The store is using video monitoring, capturing details of every person walking down the street and are about to pass the store. The video is using machine/deep learning to analyze you profile and what brands you are wearing. The store as a team of people who are deployed to stop and engage with certain individuals, just because they make the brands or interests of the store and depending on what brands you are wearing can offer customized discounts and offers to you.
How comfortable would you be with this? How comfortable would you be about going shopping now?
For me, I would not like this at all, but I can understand why store and retail outlets are interested, as they are all working in a very competitive market trying to maximize every dollar or euro they can get.

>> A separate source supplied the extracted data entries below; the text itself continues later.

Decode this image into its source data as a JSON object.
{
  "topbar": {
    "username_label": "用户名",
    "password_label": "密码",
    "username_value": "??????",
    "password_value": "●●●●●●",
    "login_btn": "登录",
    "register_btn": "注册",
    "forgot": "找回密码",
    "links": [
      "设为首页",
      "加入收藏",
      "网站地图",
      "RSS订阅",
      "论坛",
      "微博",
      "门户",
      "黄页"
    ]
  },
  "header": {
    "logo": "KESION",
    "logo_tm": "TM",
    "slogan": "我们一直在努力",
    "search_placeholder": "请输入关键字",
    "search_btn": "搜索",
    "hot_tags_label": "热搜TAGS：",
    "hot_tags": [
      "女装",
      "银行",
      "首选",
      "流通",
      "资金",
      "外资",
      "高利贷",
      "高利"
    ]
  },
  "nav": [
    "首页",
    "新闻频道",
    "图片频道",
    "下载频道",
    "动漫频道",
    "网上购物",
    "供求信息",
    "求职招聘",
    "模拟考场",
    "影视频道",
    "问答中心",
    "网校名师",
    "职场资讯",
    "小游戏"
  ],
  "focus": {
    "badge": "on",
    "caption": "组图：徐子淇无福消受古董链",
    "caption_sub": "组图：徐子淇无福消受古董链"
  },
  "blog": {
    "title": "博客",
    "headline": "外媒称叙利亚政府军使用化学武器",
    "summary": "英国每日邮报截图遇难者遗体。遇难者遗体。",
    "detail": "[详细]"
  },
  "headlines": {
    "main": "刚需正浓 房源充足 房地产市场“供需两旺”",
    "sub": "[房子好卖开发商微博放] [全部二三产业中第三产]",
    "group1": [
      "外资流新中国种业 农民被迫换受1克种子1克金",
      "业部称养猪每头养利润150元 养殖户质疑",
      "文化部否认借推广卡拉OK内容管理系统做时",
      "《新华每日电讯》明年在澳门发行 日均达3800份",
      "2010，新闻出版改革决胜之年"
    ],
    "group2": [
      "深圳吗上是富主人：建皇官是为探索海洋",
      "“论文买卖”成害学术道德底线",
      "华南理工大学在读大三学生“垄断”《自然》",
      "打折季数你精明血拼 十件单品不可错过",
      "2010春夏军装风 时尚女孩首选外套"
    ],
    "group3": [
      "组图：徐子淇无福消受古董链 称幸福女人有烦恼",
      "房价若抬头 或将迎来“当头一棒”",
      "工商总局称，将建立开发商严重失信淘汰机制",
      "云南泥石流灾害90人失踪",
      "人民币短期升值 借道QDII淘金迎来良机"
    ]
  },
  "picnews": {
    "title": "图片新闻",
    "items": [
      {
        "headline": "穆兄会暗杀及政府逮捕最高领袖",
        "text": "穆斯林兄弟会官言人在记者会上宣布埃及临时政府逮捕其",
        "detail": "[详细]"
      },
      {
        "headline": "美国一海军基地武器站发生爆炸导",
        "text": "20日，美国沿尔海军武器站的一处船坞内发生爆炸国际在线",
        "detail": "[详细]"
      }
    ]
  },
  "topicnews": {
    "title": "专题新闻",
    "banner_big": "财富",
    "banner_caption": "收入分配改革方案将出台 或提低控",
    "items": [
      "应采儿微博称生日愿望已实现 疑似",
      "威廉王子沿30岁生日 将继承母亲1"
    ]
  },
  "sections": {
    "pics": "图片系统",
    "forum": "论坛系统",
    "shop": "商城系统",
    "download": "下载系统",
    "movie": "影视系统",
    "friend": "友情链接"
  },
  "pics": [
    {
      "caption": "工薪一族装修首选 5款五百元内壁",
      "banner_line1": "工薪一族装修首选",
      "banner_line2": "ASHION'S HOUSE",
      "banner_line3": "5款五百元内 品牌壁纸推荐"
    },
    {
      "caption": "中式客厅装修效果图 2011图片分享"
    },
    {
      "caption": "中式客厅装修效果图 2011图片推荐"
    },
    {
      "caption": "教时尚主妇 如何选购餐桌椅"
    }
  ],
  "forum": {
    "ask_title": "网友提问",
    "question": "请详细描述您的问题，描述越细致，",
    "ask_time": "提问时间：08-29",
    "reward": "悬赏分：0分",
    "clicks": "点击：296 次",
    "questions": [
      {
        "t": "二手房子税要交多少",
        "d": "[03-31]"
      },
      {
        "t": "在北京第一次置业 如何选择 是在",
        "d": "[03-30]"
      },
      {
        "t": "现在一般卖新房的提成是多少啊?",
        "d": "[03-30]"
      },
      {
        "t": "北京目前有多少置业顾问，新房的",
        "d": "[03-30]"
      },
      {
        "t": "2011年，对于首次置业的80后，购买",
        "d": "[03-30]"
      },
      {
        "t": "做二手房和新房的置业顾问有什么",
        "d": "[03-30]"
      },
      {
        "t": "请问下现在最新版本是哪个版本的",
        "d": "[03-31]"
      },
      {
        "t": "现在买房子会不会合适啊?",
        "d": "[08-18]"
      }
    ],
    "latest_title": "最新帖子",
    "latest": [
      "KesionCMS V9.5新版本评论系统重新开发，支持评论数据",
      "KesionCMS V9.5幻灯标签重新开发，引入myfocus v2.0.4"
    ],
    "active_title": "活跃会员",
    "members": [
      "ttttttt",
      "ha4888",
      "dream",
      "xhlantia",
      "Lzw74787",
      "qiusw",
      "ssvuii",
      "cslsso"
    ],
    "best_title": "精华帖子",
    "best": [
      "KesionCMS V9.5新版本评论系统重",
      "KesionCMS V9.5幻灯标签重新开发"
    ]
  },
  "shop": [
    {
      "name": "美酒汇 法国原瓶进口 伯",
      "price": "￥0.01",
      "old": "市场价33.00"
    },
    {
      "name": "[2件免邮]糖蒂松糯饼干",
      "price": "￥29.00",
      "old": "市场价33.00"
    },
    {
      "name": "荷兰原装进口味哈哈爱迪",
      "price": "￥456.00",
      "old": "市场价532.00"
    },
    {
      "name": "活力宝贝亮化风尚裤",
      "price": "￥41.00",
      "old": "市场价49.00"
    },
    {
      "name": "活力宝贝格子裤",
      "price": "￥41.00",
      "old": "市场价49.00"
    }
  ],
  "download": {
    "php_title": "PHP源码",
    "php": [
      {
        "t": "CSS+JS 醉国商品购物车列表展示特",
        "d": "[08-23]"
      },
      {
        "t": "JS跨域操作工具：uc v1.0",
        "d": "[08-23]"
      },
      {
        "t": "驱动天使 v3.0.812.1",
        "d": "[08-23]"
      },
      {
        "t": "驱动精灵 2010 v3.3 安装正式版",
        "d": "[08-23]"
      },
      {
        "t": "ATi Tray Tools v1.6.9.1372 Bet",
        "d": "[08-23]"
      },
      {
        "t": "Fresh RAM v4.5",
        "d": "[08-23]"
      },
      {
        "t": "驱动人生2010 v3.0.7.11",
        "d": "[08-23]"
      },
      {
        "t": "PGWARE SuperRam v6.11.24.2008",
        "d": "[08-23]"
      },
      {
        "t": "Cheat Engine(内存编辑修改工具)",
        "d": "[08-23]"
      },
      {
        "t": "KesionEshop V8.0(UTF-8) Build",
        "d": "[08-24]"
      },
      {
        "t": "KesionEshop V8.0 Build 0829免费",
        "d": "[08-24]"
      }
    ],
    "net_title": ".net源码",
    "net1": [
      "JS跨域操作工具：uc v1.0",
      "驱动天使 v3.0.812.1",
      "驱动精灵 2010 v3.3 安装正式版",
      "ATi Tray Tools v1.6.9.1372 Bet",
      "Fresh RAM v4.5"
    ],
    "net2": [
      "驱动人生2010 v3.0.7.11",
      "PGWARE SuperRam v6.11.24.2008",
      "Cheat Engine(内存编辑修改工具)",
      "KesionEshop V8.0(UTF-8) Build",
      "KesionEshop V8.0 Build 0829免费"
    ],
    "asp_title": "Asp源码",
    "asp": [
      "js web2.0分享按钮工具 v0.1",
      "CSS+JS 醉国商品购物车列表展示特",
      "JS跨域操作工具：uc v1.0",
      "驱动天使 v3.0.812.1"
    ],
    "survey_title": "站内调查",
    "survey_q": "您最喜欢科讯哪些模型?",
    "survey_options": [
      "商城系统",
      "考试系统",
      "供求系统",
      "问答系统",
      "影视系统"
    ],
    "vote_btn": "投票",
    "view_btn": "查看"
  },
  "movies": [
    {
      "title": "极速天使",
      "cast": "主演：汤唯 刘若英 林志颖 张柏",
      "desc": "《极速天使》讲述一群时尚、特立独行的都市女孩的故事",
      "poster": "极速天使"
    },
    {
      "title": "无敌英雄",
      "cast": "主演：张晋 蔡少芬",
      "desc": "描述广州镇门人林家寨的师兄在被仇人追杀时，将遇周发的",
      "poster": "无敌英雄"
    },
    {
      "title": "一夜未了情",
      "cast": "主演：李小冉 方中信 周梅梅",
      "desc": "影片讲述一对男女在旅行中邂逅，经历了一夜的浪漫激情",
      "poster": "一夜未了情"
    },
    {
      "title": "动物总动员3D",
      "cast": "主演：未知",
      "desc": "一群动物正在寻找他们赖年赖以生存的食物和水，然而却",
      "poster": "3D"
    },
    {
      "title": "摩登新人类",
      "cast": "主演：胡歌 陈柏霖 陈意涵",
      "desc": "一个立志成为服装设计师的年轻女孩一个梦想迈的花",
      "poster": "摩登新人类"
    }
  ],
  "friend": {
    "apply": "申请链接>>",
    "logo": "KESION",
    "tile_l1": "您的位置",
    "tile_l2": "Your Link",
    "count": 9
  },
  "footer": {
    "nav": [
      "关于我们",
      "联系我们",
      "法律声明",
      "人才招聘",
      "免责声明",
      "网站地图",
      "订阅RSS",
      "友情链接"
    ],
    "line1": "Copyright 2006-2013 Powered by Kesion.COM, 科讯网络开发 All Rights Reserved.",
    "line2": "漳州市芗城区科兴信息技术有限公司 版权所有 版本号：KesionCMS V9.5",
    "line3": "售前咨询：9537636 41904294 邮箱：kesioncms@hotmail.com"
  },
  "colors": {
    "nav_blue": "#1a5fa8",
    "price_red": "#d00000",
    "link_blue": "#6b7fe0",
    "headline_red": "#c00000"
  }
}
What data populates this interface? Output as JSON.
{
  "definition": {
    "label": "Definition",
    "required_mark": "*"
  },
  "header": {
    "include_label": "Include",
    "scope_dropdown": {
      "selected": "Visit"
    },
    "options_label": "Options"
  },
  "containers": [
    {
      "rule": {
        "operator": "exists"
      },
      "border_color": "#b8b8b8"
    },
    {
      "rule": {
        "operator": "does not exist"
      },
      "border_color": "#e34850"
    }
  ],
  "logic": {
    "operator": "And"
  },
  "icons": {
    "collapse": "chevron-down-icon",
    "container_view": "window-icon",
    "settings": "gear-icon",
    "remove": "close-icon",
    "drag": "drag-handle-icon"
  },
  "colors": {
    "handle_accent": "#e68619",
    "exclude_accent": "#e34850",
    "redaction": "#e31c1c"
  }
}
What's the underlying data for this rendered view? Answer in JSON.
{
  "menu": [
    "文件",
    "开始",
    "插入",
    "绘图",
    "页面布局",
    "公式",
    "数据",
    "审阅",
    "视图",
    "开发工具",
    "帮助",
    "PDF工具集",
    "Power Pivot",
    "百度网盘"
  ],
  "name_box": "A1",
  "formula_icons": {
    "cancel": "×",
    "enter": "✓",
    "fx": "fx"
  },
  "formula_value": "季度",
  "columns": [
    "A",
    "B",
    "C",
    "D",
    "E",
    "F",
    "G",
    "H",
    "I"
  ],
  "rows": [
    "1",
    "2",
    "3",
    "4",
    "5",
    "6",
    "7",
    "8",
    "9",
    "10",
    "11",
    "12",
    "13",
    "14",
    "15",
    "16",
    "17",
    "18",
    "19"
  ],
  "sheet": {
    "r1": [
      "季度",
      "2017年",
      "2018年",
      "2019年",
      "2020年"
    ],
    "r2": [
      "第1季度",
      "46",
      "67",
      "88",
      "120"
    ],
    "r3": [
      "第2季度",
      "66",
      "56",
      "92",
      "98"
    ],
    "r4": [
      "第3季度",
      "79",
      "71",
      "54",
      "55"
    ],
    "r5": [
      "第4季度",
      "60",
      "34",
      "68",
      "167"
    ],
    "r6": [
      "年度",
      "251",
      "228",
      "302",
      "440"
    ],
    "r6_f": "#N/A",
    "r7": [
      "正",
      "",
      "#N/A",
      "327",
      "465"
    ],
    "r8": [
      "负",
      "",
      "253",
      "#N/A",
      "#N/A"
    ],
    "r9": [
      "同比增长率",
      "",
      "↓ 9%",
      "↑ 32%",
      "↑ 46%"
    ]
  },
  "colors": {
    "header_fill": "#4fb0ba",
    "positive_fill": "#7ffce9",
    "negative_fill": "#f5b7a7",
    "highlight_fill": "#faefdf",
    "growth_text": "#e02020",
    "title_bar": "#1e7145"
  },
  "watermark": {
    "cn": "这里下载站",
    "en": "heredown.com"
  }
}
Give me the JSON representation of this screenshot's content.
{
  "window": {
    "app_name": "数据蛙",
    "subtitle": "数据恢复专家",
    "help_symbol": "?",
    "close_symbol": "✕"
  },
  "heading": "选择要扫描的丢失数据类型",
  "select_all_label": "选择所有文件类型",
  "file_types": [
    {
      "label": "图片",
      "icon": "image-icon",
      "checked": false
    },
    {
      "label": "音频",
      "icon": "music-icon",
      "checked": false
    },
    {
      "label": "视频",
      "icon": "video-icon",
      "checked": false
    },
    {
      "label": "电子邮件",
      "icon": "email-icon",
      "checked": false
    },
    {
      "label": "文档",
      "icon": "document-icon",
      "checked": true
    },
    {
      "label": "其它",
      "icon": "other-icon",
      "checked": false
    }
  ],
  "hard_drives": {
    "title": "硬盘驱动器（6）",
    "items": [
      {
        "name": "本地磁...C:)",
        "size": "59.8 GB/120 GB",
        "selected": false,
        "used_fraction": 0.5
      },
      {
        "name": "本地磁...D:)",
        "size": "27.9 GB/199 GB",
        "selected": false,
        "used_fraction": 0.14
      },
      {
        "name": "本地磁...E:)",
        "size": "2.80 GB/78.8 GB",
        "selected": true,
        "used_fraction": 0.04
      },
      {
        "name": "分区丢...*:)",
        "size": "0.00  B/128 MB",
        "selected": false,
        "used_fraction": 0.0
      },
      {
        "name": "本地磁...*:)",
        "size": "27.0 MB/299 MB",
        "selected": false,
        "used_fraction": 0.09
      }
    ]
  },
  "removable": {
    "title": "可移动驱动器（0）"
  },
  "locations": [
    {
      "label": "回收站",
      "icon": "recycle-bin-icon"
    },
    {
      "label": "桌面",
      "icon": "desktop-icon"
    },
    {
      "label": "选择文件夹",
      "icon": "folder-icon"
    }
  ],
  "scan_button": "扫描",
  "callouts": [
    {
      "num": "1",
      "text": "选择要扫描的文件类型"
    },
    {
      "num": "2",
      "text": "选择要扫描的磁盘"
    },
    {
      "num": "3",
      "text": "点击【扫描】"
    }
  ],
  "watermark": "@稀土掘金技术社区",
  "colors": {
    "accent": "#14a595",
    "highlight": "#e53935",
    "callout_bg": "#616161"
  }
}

Along side the ethical concerns, we also have some legal aspects to consider. Some of these are a bit in the grey-ish area, as some aspects of these kind of scenarios are slightly addresses by EU GDPR and the EU Artificial Intelligence guidelines. But what about other countries around the World. Then it comes to training and deploying these facial models, they are dependent on having a good training data set. This means they needs lots and lots of pictures of people and these pictures need to be labelled with descriptive information about the person. For these public deployments of facial recognition systems, then will need more and more training samples/pictures. This will allow the models to improve and evolve over time. But how will these applications get these new pictures? They claim they don’t keep any of the images of people. They only take the picture, use the model on it, and then perform some action. They claim they do not keep the images! But how can they improve and evolve their solution?
I’ll have another blog post giving more examples of how machine/deep learning, video and image captures are being used to monitor people going about their daily lives.